LPGA TOUR Sorenstam breezes to three-shot win



She made bogeys on her last two holes to make things close.
AURORA, Ill. (AP) -- Annika Sorenstam couldn't sleep the first couple of nights after she got back from the Colonial, memories of her historic trip replaying constantly in her head.
She didn't practice much, either, drained by the experience of being the first woman in 58 years to play on the PGA Tour.
So a letdown would have been understandable when she returned to the LPGA Tour. Maybe even expected.
Instead she dominated the Kellogg-Keebler Classic as if she'd just come back from vacation. She breezed to a three-stroke victory Sunday, with bogeys on the last two holes making the finish look much closer than it was.

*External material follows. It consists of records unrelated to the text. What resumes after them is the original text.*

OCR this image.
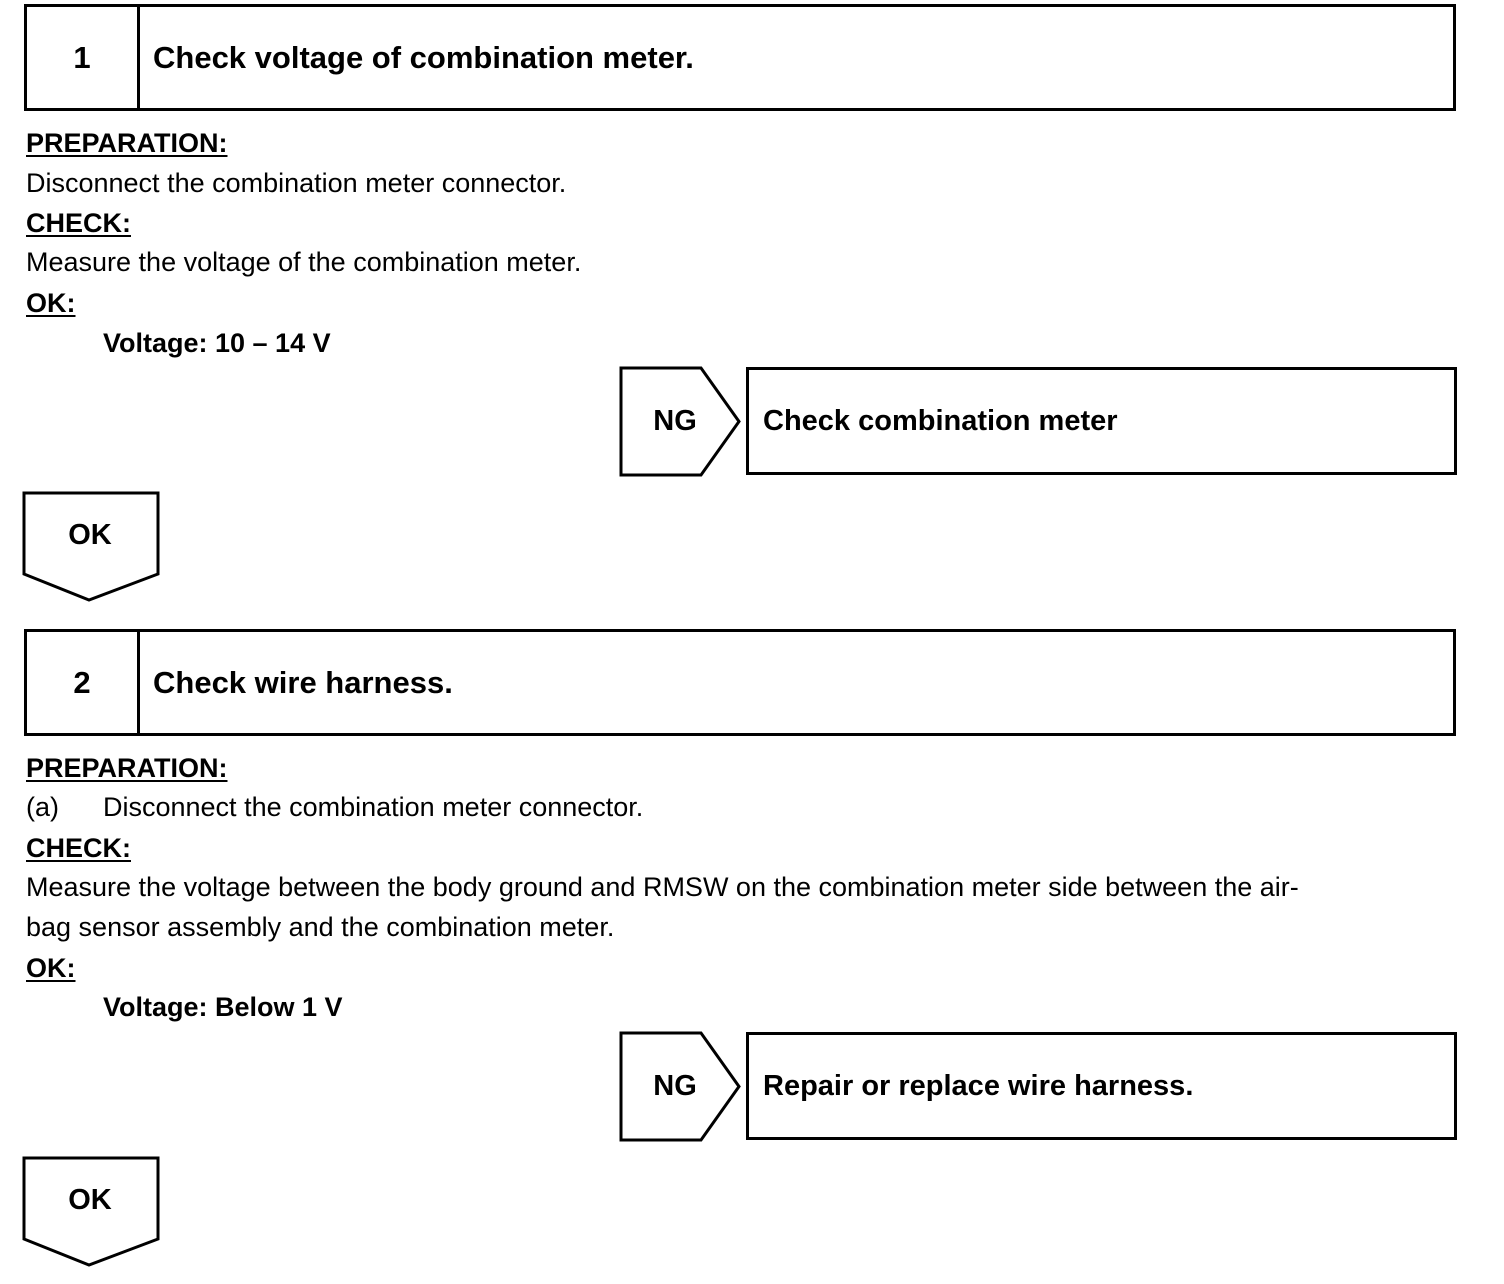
1	Check voltage of combination meter.
PREPARATION:
Disconnect the combination meter connector.
CHECK:
Measure the voltage of the combination meter.
OK:
Voltage: 10 – 14 V
NG	Check combination meter
OK
2	Check wire harness.
PREPARATION:
(a) Disconnect the combination meter connector.
CHECK:
Measure the voltage between the body ground and RMSW on the combination meter side between the air-
bag sensor assembly and the combination meter.
OK:
Voltage: Below 1 V
NG	Repair or replace wire harness.
OK
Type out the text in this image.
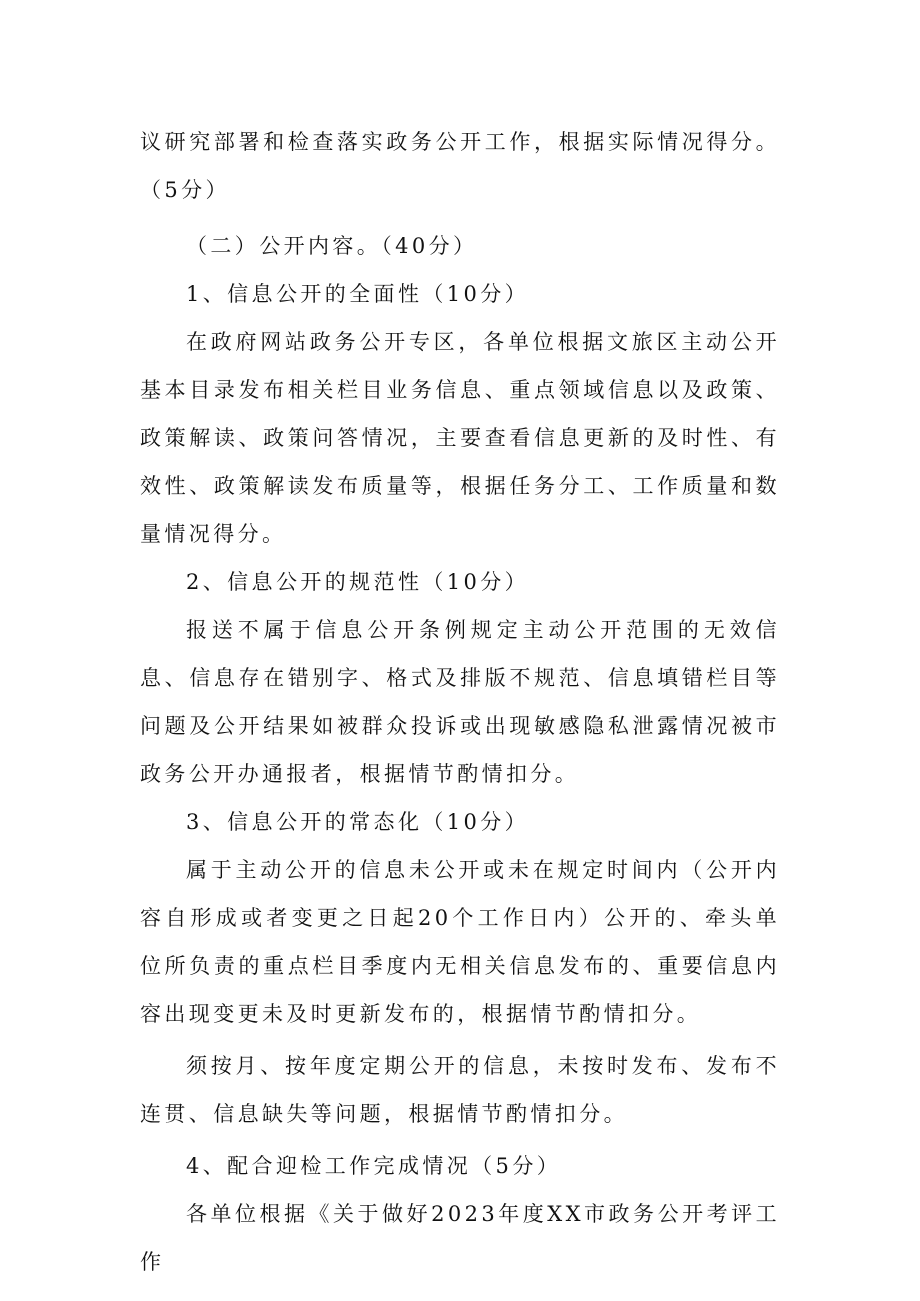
议研究部署和检查落实政务公开工作，根据实际情况得分。（5分）

（二）公开内容。（40分）

1、信息公开的全面性（10分）

在政府网站政务公开专区，各单位根据文旅区主动公开基本目录发布相关栏目业务信息、重点领域信息以及政策、政策解读、政策问答情况，主要查看信息更新的及时性、有效性、政策解读发布质量等，根据任务分工、工作质量和数量情况得分。

2、信息公开的规范性（10分）

报送不属于信息公开条例规定主动公开范围的无效信息、信息存在错别字、格式及排版不规范、信息填错栏目等问题及公开结果如被群众投诉或出现敏感隐私泄露情况被市政务公开办通报者，根据情节酌情扣分。

3、信息公开的常态化（10分）

属于主动公开的信息未公开或未在规定时间内（公开内容自形成或者变更之日起20个工作日内）公开的、牵头单位所负责的重点栏目季度内无相关信息发布的、重要信息内容出现变更未及时更新发布的，根据情节酌情扣分。

须按月、按年度定期公开的信息，未按时发布、发布不连贯、信息缺失等问题，根据情节酌情扣分。

4、配合迎检工作完成情况（5分）

各单位根据《关于做好2023年度XX市政务公开考评工作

"Obviously, I'm very, very pleased," she said. "It's been a great week. To come back and perform the way I did was pretty much incredible with everything going on last week."
Second win of season
Sorenstam shot a 1-under 71 Sunday, finishing at 17-under 199 for her second LPGA Tour victory of the season and 44th overall.

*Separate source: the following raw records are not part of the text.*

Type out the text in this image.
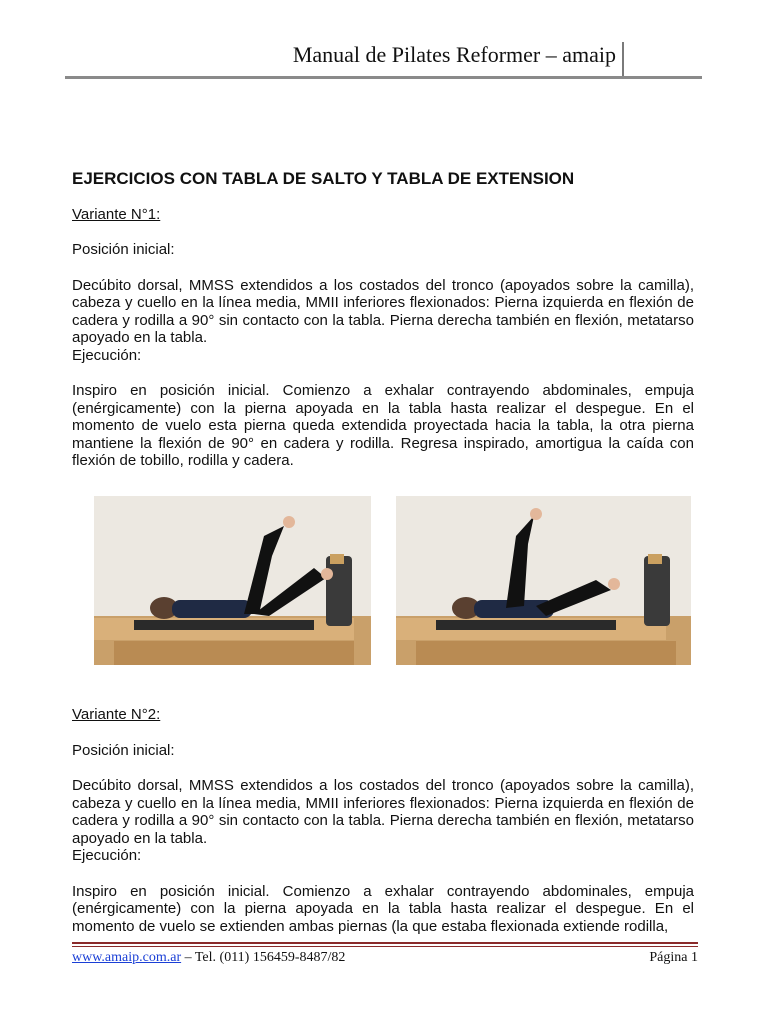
Manual de Pilates Reformer – amaip

EJERCICIOS CON TABLA DE SALTO Y TABLA DE EXTENSION

Variante N°1:

Posición inicial:

Decúbito dorsal, MMSS extendidos a los costados del tronco (apoyados sobre la camilla), cabeza y cuello en la línea media, MMII inferiores flexionados: Pierna izquierda en flexión de cadera y rodilla a 90° sin contacto con la tabla. Pierna derecha también en flexión, metatarso apoyado en la tabla.

Ejecución:

Inspiro en posición inicial. Comienzo a exhalar contrayendo abdominales, empuja (enérgicamente) con la pierna apoyada en la tabla hasta realizar el despegue. En el momento de vuelo esta pierna queda extendida proyectada hacia la tabla, la otra pierna mantiene la flexión de 90° en cadera y rodilla. Regresa inspirado, amortigua la caída con flexión de tobillo, rodilla y cadera.

Variante N°2:

Posición inicial:

Decúbito dorsal, MMSS extendidos a los costados del tronco (apoyados sobre la camilla), cabeza y cuello en la línea media, MMII inferiores flexionados: Pierna izquierda en flexión de cadera y rodilla a 90° sin contacto con la tabla. Pierna derecha también en flexión, metatarso apoyado en la tabla.

Ejecución:

Inspiro en posición inicial. Comienzo a exhalar contrayendo abdominales, empuja (enérgicamente) con la pierna apoyada en la tabla hasta realizar el despegue. En el momento de vuelo se extienden ambas piernas (la que estaba flexionada extiende rodilla,

www.amaip.com.ar – Tel. (011) 156459-8487/82	Página 1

She flirted with another 59 in the opening round, played all three rounds under par and led the event wire-to-wire. And after birdies on her first two holes, she looked as if she might shatter the tour record for relation to par in a 54-hole event, which she matched here last year at 21-under 195.

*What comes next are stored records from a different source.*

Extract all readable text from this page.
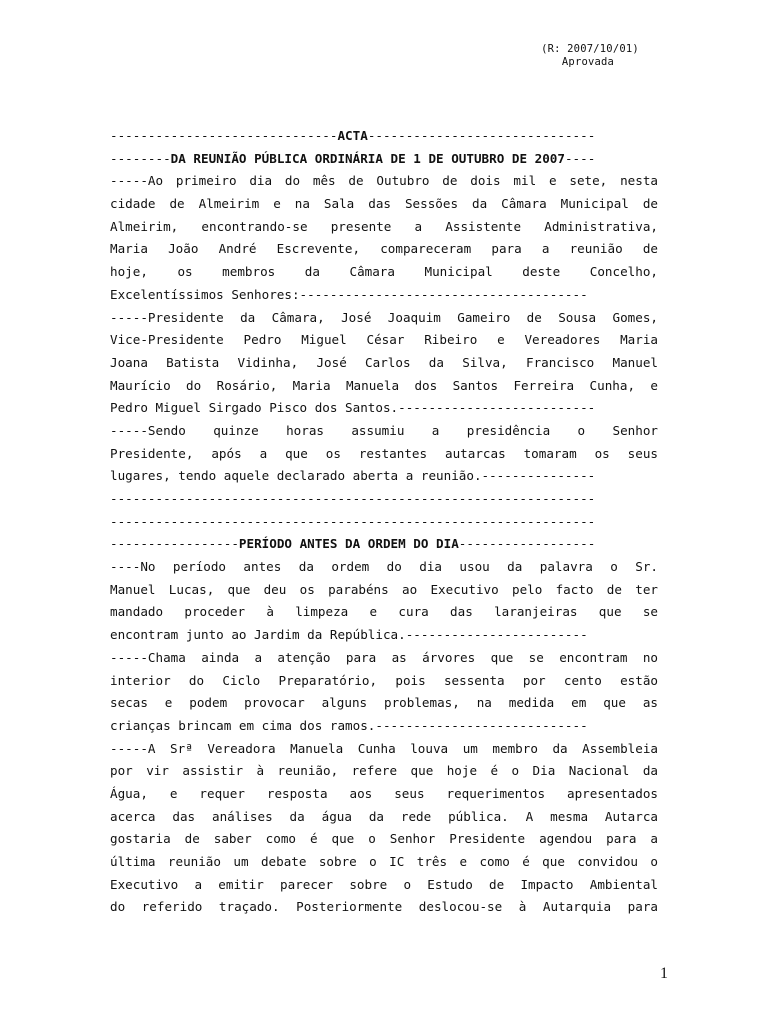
(R: 2007/10/01)
Aprovada
------------------------------ACTA------------------------------
--------DA REUNIÃO PÚBLICA ORDINÁRIA DE 1 DE OUTUBRO DE 2007----
-----Ao primeiro dia do mês de Outubro de dois mil e sete, nesta
cidade de Almeirim e na Sala das Sessões da Câmara Municipal de
Almeirim, encontrando-se presente a Assistente Administrativa,
Maria João André Escrevente, compareceram para a reunião de
hoje, os membros da Câmara Municipal deste Concelho,
Excelentíssimos Senhores:--------------------------------------
-----Presidente da Câmara, José Joaquim Gameiro de Sousa Gomes,
Vice-Presidente Pedro Miguel César Ribeiro e Vereadores Maria
Joana Batista Vidinha, José Carlos da Silva, Francisco Manuel
Maurício do Rosário, Maria Manuela dos Santos Ferreira Cunha, e
Pedro Miguel Sirgado Pisco dos Santos.--------------------------
-----Sendo quinze horas assumiu a presidência o Senhor
Presidente, após a que os restantes autarcas tomaram os seus
lugares, tendo aquele declarado aberta a reunião.---------------
----------------------------------------------------------------
----------------------------------------------------------------
-----------------PERÍODO ANTES DA ORDEM DO DIA------------------
----No período antes da ordem do dia usou da palavra o Sr.
Manuel Lucas, que deu os parabéns ao Executivo pelo facto de ter
mandado proceder à limpeza e cura das laranjeiras que se
encontram junto ao Jardim da República.------------------------
-----Chama ainda a atenção para as árvores que se encontram no
interior do Ciclo Preparatório, pois sessenta por cento estão
secas e podem provocar alguns problemas, na medida em que as
crianças brincam em cima dos ramos.----------------------------
-----A Srª Vereadora Manuela Cunha louva um membro da Assembleia
por vir assistir à reunião, refere que hoje é o Dia Nacional da
Água, e requer resposta aos seus requerimentos apresentados
acerca das análises da água da rede pública. A mesma Autarca
gostaria de saber como é que o Senhor Presidente agendou para a
última reunião um debate sobre o IC três e como é que convidou o
Executivo a emitir parecer sobre o Estudo de Impacto Ambiental
do referido traçado. Posteriormente deslocou-se à Autarquia para
1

"She was very composed," said runner-up Mhairi McKay, who lost any chance to catch Sorenstam with a triple-bogey on the fourth hole.
Sorenstam went to 19-under with a beautiful flip shot out of the rough that got to 5 five feet of the hole.
But she ran into trouble after that. She misread her birdie putt on the 16th, then three-putted for a bogey on the par-3 17th. On the 18th, she pushed her tee shot into fescue off the left side of the fairway, and had to take a stroke for an unplayable lie.
Hitting from a bunker, she got back out into the fairway only to misfire on her next shot and land in a greenside bunker. She blasted out and it looked as if it might drop into the cup before stopping about 8 feet short of the hole.
After she rolled it in for a bogey, she skipped backward a couple of steps with a big grin on her face, then turned and tossed her ball into the roaring crowd.
"It was a little more adventurous than I wanted it to be," she said. "But obviously I'm glad I made the putt and finished on a high note."